In an only-in-Russia twist, the person who’s offering himself as point man for the effort is a protege and disciple of the Russian politician who spearheaded opposition to Russia’s depredations on Ukraine in 2014. Kiriyenko’s first high-level federal government job, in the administration of Boris Yeltsin, was arranged by none other than Boris Nemtsov, murdered by contract killers a year after the Crimea annexation. Unlike Nemtsov, who turned into a fiery opposition leader under Putin, Kiriyenko toed the line and received important appointments, at one point heading up Russia’s nuclear program. He is Putin’s domestic policy czar now. And in recent weeks, he also has been made responsible for the conquered parts of Ukraine. His trip to the region last month was highly publicized, and his protege Vitaly Khotsenko was recently appointed prime minister of the “Donetsk People’s Republic.”
Kiriyenko’s ideas about running the conquered regions include the use of the government’s “substitute bench” that he has built over several years through a system of competitions and training programs for bureaucrats. Alumni of these programs are being offered ambitious projects in eastern and southern Ukraine as a chance to jump-start their careers and prevent the kind of rampant thievery by the local cadre that Crimea has seen. Putin has always had a weakness for bureaucrats able to run their domains on a system of key performance indicators. Kiriyenko is trying to show this is possible in the occupied territories.
Another Kiriyenko idea stems from Soviet times: patronage, or shefstvo, of Russsian regional chiefs over the war-ravaged towns of occupied Ukraine. In times of natural and man-made disasters, the Soviet Union’s big cities and republics often took charge of various aspects of the rebuilding effort, creating the impression of decentralized, compassionate aid campaigns. Now, Moscow Mayor Sergei Sobyanin has committed to use Moscow’s budget for the rebuilding of Donetsk and Luhansk, eastern Ukraine’s biggest cities. St. Petersburg has been called on to restore Mariupol, where at least two-thirds of building have been damaged and where thousands of people are buried in the yards of high-rise apartment blocks. Other regions, including those with major infrastructural problems of their own, have been given smaller projects. For example, Penza, where garbage cannot be removed from some towns because of bad roads, has sent construction machinery to eastern Ukraine.

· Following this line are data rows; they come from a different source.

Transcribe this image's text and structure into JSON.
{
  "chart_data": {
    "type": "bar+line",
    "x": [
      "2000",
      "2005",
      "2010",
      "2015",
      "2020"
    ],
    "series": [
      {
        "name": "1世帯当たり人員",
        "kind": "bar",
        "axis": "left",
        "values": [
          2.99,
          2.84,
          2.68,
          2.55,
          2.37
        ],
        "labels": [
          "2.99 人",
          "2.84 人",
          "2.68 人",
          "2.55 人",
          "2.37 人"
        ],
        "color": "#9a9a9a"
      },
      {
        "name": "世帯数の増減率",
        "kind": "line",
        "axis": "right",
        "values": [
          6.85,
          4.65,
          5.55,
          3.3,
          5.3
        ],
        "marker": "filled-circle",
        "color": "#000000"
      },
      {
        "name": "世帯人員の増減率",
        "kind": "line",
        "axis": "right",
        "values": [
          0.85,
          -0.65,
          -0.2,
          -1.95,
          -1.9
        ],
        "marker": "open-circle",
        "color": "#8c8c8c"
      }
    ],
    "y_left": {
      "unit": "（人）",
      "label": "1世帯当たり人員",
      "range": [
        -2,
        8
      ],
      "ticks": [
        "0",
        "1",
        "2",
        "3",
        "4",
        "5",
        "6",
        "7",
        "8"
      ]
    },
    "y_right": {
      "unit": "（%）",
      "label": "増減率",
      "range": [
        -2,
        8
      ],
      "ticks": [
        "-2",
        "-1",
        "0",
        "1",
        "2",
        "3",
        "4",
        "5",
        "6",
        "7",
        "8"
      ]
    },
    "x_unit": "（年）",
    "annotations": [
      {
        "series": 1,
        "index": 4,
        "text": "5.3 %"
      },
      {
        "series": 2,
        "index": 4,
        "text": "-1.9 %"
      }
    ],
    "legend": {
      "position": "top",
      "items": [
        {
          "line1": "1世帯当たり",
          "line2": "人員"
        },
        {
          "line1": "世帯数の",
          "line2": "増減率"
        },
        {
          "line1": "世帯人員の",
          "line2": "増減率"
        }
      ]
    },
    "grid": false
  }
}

The Russian Construction Ministry is far from done with its damage assessments, and rebuilding budgets are essentially open-ended. While it’s still able to export energy resources, food and fertilizers — and few signs point toward a full embargo — Russia has the funds to restore much of the infrastructure it has destroyed in Ukraine and to lavish gifts on the remaining local population to buy its loyalty. In a regime like Putin’s, with the logistics in the hands of someone as efficient and ambitious as Kiriyenko, that effort may even look more effective than any measures by a democratic government in Ukraine trying to enlist Western aid during a looming global recession.
If it works, it will only whet Putin’s appetite for more.